John, After such a kind comment (blush!), I hardly feel like arguing with you, but no, that is not how it is with mobiles. You only have a choice of network if you are "roaming", i.e. outside the country where you signed on. If you are in that country, your phone locks out all competing networks! That's my gripe! (At least that is how it is in England!)
I had often wondered if Kevin was involved in Shell's Russian adventures -- the more so as Russian Nationalism (or was it Russian Corruption - which, I hear, warrants a capital C) clashed with Shell's commercial interests and it became a global news story.. What happened in the end -- or is that classified? And by the way, there seems to be a taboo on mentioning the company name in the blog - both you and Chris R refer to the company as "our mutual employer" or "a multinational company" - but rarely does the name Shell get mentioned... Is this a Voldemort thing - 'he who must not be named' issue? i presume you have read Harry Potter and the lost oil field ...or is it just company ethics?
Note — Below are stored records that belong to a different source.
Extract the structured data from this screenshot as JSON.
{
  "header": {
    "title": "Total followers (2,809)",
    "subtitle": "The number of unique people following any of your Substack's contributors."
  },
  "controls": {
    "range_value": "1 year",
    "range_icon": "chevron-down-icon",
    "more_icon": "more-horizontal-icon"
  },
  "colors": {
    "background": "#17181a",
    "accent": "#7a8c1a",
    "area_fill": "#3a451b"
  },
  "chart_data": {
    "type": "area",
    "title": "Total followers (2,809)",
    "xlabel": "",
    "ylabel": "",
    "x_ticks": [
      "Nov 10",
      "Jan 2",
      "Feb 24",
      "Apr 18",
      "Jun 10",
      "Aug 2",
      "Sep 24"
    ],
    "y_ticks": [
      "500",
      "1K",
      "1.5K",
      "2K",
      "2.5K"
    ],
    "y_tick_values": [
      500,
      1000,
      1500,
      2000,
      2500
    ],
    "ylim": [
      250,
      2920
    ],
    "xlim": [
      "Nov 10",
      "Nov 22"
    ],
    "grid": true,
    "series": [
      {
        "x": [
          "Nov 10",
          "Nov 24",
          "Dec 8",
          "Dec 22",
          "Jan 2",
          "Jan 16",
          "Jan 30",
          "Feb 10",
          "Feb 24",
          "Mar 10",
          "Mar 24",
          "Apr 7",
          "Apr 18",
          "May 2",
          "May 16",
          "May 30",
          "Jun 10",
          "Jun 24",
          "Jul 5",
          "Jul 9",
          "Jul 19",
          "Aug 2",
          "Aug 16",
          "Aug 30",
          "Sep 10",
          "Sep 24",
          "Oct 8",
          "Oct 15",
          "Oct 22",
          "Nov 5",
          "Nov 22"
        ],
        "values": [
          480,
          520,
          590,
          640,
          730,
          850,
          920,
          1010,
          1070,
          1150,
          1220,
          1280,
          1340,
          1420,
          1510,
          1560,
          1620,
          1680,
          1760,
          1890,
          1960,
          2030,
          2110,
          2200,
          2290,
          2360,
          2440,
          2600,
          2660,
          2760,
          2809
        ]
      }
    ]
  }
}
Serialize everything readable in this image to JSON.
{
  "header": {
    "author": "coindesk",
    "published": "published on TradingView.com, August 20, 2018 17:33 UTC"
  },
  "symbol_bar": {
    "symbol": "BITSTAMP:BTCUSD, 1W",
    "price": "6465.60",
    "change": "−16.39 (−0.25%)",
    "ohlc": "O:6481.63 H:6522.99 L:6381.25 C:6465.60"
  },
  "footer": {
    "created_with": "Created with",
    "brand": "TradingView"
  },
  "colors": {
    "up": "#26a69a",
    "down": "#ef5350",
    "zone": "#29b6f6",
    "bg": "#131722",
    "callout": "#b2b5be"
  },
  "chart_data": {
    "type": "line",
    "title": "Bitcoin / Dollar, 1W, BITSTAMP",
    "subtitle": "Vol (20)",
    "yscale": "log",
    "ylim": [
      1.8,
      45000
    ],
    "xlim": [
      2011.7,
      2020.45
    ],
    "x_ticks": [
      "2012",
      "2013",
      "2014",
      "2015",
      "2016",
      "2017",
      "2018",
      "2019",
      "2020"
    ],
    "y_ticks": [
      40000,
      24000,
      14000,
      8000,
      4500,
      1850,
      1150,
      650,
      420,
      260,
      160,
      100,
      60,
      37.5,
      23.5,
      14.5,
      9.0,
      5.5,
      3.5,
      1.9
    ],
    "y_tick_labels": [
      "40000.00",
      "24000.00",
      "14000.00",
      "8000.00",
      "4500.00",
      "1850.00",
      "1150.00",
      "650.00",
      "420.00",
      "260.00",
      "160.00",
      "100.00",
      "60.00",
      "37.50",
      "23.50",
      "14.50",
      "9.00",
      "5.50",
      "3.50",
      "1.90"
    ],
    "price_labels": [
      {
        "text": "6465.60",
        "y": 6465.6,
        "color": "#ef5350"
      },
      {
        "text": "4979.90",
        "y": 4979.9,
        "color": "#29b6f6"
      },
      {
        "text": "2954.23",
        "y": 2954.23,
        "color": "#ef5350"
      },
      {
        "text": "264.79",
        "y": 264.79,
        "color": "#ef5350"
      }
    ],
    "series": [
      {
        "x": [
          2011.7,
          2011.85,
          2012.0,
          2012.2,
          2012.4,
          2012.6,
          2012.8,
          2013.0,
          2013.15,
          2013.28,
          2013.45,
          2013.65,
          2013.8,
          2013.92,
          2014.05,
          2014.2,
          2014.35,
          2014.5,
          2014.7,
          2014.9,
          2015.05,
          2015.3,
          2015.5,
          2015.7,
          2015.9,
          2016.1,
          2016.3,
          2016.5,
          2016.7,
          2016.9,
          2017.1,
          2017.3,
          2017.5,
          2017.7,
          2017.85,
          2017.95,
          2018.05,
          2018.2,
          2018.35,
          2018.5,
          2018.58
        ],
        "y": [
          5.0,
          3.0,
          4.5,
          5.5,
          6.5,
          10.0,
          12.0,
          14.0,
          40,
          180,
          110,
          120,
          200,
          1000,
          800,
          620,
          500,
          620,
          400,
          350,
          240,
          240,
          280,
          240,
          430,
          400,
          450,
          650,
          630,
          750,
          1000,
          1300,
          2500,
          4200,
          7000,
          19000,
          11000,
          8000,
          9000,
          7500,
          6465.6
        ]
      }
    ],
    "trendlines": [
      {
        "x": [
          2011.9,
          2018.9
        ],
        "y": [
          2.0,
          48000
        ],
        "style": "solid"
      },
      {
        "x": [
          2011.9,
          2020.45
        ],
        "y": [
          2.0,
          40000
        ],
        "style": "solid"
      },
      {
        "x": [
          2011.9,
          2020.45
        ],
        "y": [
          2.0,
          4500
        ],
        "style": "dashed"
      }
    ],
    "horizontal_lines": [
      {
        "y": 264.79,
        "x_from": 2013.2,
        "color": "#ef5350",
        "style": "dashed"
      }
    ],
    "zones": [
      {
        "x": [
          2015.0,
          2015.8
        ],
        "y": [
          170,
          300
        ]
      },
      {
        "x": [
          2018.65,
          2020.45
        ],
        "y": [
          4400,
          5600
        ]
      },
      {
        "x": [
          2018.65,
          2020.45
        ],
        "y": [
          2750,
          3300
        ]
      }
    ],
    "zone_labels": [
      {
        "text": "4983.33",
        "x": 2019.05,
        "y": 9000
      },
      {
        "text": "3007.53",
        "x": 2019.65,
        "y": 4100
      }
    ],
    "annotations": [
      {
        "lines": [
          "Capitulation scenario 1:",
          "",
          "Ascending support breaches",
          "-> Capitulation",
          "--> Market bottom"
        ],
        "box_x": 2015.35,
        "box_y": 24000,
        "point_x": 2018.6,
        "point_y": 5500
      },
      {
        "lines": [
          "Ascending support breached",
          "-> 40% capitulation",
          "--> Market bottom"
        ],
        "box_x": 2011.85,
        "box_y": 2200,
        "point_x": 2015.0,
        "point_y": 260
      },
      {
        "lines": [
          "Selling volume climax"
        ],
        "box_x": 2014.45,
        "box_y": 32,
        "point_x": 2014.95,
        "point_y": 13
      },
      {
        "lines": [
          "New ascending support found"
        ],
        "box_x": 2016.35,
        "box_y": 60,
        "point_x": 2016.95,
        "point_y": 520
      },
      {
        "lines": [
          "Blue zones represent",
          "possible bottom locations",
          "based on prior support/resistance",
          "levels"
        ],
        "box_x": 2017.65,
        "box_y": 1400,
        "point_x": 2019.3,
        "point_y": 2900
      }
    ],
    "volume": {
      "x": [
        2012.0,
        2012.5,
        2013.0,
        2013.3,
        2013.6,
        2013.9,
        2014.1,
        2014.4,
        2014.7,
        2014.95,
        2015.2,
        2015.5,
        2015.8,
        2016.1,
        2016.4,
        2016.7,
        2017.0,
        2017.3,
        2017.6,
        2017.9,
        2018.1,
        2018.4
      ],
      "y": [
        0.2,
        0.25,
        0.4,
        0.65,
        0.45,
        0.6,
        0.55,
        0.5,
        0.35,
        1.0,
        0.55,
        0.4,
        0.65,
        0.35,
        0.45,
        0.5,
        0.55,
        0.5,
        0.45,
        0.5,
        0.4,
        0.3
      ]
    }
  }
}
How interesting to visit Eastern Russia which must be the largest continental wilderness anywhere outside the Antarctic!! I am sure that you did see strange sights there! I imagine freeeezzzing cold but dry with lots of sunshine in the summer?? I was really tickled by Chris's story of his return to Britain after 5 years in Korea, and the only question his neighbor had was if his bin had been emptied!! -- so much for globalization..
I take your side on the mobile coverage issue. It's now a part of society's infrastructure, like transport, TV and banking. The market here and there needs correction, needs direction, for the general welfare.
That said, in the unknown future, technological change may displace the arrangements of our generation with something more efficient, beamed from the sky perhaps. Britain's canal network is, I discover, of comparable length to the motorway network. An impressive construct, but now largely passé.
A practical observation: I have signed up for mobile broadband for international use with abroadband.com. Installing the dongle I find I must first 'register' at each use with one of the several discovered ISPs. Presumably abroadband has a contractual arrangement with many of them: '55 countries, 79 operators'. The company is based in Austria, so when you download at €59 per MB it is, as you say roaming, but anywhere.
Richard, In my case it certainly is a Voldermort Thing! I suspect Chris will have to answer for himself. At the start of all this, I had no idea who might be listening and I wanted to protect the participants from the sort of triangulation that would reveal their identities! Mentioning Shell and taking that with a few of my experiences would quickly identify me. Somehow, here in the wilds of the border, it doesn't seem to matter so much any more!
I'm afraid you may have to brace yourself for more of my Russian experiences!
Roger, As always a very interesting and useful comment! I do agree on your infrastructure commentary. On abroadband, that is most interesting! I will be pleased to hear of your experiences. This is a different service, but I previously bought an unlocked dongle which I successfully used overseas. I found that when I returned to the UK, none of the providers would recognise it! But I readily acknowledge it was a hardware, rather than a software solution.
abroadband sounds more interesting!!!